Phishing is a common social engineering attack, but it does not have a very high success rate.
In ordinary phishing campaigns, attackers send out fake messages with the hope that at least some of the recipients will click on a malicious URL or email attachment. Phishing correspondence is, for the most part, never personalized and its content varies little from one recipient to the next.
That explains why phishers send out thousands of emails at a time. Only a fraction of the recipients usually falls for the bait.
Unfortunately for the attackers, such lack of personalization, not to mention spelling and grammar errors, often alerts recipients to the ruse. Indeed, in its 2016 Data Breach Investigations Report, Verizon found that only 30 percent of all phishing emails were ever opened. An even smaller percentage (12 percent) of recipients actually clicked on the malicious URL or attachment.

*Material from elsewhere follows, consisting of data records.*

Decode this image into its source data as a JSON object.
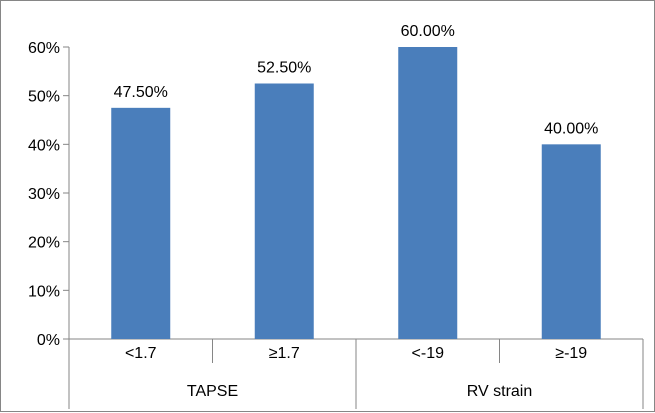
{
  "chart_data": {
    "type": "bar",
    "title": "",
    "xlabel": "",
    "ylabel": "",
    "ylim": [
      0,
      60
    ],
    "yticks": [
      "0%",
      "10%",
      "20%",
      "30%",
      "40%",
      "50%",
      "60%"
    ],
    "grid": false,
    "legend": "none",
    "groups": [
      {
        "label": "TAPSE",
        "categories": [
          "<1.7",
          "≥1.7"
        ]
      },
      {
        "label": "RV strain",
        "categories": [
          "<-19",
          "≥-19"
        ]
      }
    ],
    "categories": [
      "<1.7",
      "≥1.7",
      "<-19",
      "≥-19"
    ],
    "values": [
      47.5,
      52.5,
      60.0,
      40.0
    ],
    "data_labels": [
      "47.50%",
      "52.50%",
      "60.00%",
      "40.00%"
    ],
    "bar_color": "#4a7ebb"
  }
}
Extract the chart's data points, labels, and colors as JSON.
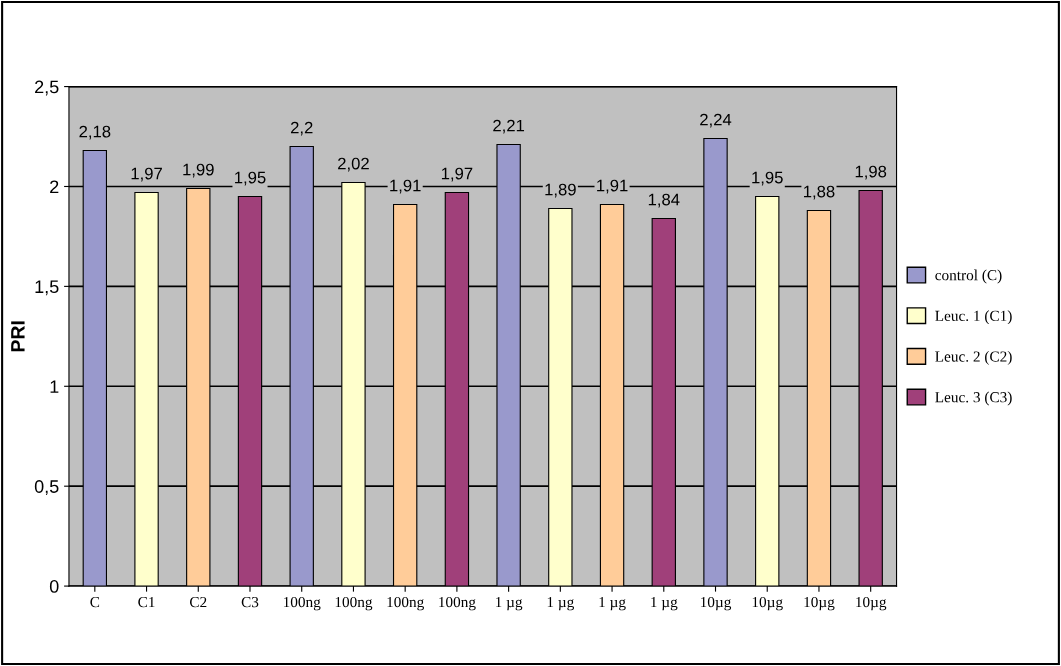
{
  "chart_data": {
    "type": "bar",
    "ylabel": "PRI",
    "categories": [
      "C",
      "C1",
      "C2",
      "C3",
      "100ng",
      "100ng",
      "100ng",
      "100ng",
      "1 µg",
      "1 µg",
      "1 µg",
      "1 µg",
      "10µg",
      "10µg",
      "10µg",
      "10µg"
    ],
    "series": [
      {
        "name": "control (C)",
        "color": "#9999cc",
        "values": [
          2.18,
          null,
          null,
          null,
          2.2,
          null,
          null,
          null,
          2.21,
          null,
          null,
          null,
          2.24,
          null,
          null,
          null
        ],
        "value_labels": [
          "2,18",
          null,
          null,
          null,
          "2,2",
          null,
          null,
          null,
          "2,21",
          null,
          null,
          null,
          "2,24",
          null,
          null,
          null
        ]
      },
      {
        "name": "Leuc. 1 (C1)",
        "color": "#ffffcc",
        "values": [
          null,
          1.97,
          null,
          null,
          null,
          2.02,
          null,
          null,
          null,
          1.89,
          null,
          null,
          null,
          1.95,
          null,
          null
        ],
        "value_labels": [
          null,
          "1,97",
          null,
          null,
          null,
          "2,02",
          null,
          null,
          null,
          "1,89",
          null,
          null,
          null,
          "1,95",
          null,
          null
        ]
      },
      {
        "name": "Leuc. 2 (C2)",
        "color": "#ffcc99",
        "values": [
          null,
          null,
          1.99,
          null,
          null,
          null,
          1.91,
          null,
          null,
          null,
          1.91,
          null,
          null,
          null,
          1.88,
          null
        ],
        "value_labels": [
          null,
          null,
          "1,99",
          null,
          null,
          null,
          "1,91",
          null,
          null,
          null,
          "1,91",
          null,
          null,
          null,
          "1,88",
          null
        ]
      },
      {
        "name": "Leuc. 3 (C3)",
        "color": "#a0407a",
        "values": [
          null,
          null,
          null,
          1.95,
          null,
          null,
          null,
          1.97,
          null,
          null,
          null,
          1.84,
          null,
          null,
          null,
          1.98
        ],
        "value_labels": [
          null,
          null,
          null,
          "1,95",
          null,
          null,
          null,
          "1,97",
          null,
          null,
          null,
          "1,84",
          null,
          null,
          null,
          "1,98"
        ]
      }
    ],
    "ylim": [
      0,
      2.5
    ],
    "yticks": [
      0,
      {
        "value": 0.5,
        "label": "0,5"
      },
      1,
      {
        "value": 1.5,
        "label": "1,5"
      },
      2,
      {
        "value": 2.5,
        "label": "2,5"
      }
    ],
    "grid": "y",
    "legend": "right"
  }
}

Phishing is all about a low-rate of return over a large breadth of victims, which makes it an ineffective tool for conducting targeted attacks. Those looking to trick a specific recipient commonly turn to spear-phishing instead.
Spear-Phishing: Establishing a False Sense of Security
Unlike its ordinary counterpart, spear-phishing emphasizes a high-rate of return over a small set of victims. Rather than blasting out thousands of messages, spear-phishers invest their energy in researching their targets and using that information to customize their attack emails as much as possible.
The logic is that by incorporating a target’s name, position, company, work phone number and other information into an email, attackers can trick the recipient into believing their attack message is real. If sufficient, that false sense of security will most likely lead the target to click on the malicious URL or attachment.
Spear-phishing is commonplace on LinkedIn and other social media sites, for attackers can use those platforms to build fake profiles, make connections, and map out the structure of an organization in order to plan for future attacks.
Spear-phishers are after information. If they can successfully phish someone with authority, such as a top executive, they can gain access to some valuable corporate data.
Kim Peretti, a director in the forensic services practice at the PricewaterhouseCoopers consulting firm, is very familiar with attackers’ use of social networking for nefarious purposes.
“As more private information becomes public, through social media sites and otherwise, targeting specific individuals within companies has become easier for hackers and thus a preferred method of attack,” she says, as quoted by InfoWorld. “This proliferation of information on individuals–where they work, with whom they interact socially and professionally, what conferences they attend, when and where they vacation–has enabled hackers to determine not only which individuals at companies may hold the keys to the kingdom, but also to which messages these [people] are most likely be duped into responding.”
Such is the reality behind “whaling” attacks.
Harpooning the Whale
When you come right down to it, whaling is exactly the same as spear-phishing. The only difference is the size of the targets. They are much bigger.
In a whaling attack, a bad actor sends out an email to a specific executive officer or senior manager. That email contains personal information relating to the recipient, and it may incorporate company logos, familiar (but not identical) email domains, and other design work to fool the recipient into thinking the message originated from a legitimate company.
As Scamwatch explains in a blog post, the emails come with a subject line advertising a “critical” business matter, and they direct the recipient to click on a malicious URL or attachment. If they fall for the ploy, the recipient will be led to a fake website where they will be prompted to enter in some login credentials. Alternatively, their computers will be infected with malware, allowing bad actors to gather important information for staging secondary attacks.
Most of the time, whalers are interested in pulling off a business email compromise (BEC). By stealing an executive’s business email credentials, they can abuse that authority to make fraudulent wire transfers to financial institutions located all over over the world.
Since October 2013, the FBI has received 17,642 reports from victims of this type of scam, amounting to more than US$2.3 billion in losses. That includes an incident last summer where attackers defrauded an unidentified American corporation out of USD$100 million.
Whaling attacks pose a danger to organizations everywhere. That is why businesses should conduct security awareness training not only with their employees but also with their executives. Everyone is prone to human weakness, and under the right circumstances, everyone can be tricked into doing something that might jeopardize their organization’s security.
By educating their staff equally, however, companies can empower their employees and executives to positively contribute towards a culture of information security. Only via that kind of input and participation can organizations hope to protect themselves.